The following are requirements necessary for the adverse action process, according to the FCRA:

  • Must provide a standalone disclosure informing the applicant that a consumer report may be obtained for employment purposes with written consent.
  • Must provide a copy of the pre-adverse notice, background report and summary of rights to an applicant before making an adverse decision.
  • Must take any form of adverse action before denying or terminating employment.

What your TPA provides

Your third-party administrator (TPA) may offer background screening services to assist employers with FCRA compliance as it relates to adverse action.

Some TPAs will assist in the adverse action process by providing corporate clients with three email notifications consisting of a pre-adverse notice, summary of rights under the FCRA, copy of the background report and an adverse notice (required only if employment is denied based solely on the background check).

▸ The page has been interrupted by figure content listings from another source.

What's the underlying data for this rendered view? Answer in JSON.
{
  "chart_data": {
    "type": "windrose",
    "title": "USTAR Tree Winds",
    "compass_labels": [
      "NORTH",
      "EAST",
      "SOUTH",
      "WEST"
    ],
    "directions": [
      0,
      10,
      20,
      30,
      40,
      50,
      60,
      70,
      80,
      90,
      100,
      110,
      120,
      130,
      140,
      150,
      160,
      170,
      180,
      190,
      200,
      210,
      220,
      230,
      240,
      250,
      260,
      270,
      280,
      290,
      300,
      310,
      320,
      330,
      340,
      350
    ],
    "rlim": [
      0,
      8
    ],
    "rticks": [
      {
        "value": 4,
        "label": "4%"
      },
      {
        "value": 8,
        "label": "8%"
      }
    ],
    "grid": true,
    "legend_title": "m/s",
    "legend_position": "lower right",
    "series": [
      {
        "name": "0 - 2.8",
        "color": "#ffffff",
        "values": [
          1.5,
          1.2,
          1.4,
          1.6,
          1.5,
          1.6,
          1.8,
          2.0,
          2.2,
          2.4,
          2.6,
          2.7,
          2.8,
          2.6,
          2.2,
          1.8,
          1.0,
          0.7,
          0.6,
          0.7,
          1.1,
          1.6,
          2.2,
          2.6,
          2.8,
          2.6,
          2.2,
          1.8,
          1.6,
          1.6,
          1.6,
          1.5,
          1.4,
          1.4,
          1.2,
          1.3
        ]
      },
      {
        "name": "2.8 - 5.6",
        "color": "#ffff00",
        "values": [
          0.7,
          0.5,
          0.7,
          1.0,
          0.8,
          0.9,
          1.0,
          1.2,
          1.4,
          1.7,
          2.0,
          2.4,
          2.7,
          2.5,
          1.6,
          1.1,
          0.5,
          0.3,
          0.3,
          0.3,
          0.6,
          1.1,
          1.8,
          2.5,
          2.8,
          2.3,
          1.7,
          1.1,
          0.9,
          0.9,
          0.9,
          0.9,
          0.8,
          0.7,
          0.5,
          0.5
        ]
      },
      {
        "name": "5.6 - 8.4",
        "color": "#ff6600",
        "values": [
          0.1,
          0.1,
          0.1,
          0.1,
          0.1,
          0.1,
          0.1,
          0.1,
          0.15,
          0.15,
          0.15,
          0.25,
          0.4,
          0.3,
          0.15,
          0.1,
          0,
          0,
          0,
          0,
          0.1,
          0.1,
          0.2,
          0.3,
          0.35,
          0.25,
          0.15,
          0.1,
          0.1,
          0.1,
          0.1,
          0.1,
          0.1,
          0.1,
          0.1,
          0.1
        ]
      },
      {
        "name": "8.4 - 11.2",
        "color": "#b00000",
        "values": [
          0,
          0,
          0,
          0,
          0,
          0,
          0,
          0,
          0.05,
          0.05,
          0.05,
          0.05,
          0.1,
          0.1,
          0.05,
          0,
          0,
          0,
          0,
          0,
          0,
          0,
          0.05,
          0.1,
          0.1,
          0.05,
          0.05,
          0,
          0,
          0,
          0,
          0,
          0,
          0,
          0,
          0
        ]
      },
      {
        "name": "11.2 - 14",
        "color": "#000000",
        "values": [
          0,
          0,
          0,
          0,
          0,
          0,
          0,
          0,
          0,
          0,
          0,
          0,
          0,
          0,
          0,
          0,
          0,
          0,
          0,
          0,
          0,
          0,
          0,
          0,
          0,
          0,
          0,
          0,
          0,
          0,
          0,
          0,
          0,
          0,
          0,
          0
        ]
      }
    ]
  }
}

While some TPAs provide all the above-mentioned information for corporate package orders, it is the employer’s responsibility to send the information to the candidate. Under the FCRA, the employer, not your TPA, is responsible for following the adverse action process.

If you are a part of a consortium, such as the DISA Contractor Consortium (DCC) or North American Substance Abuse Program, the adverse action letters may be mailed directly to the applicant by your participating TPA.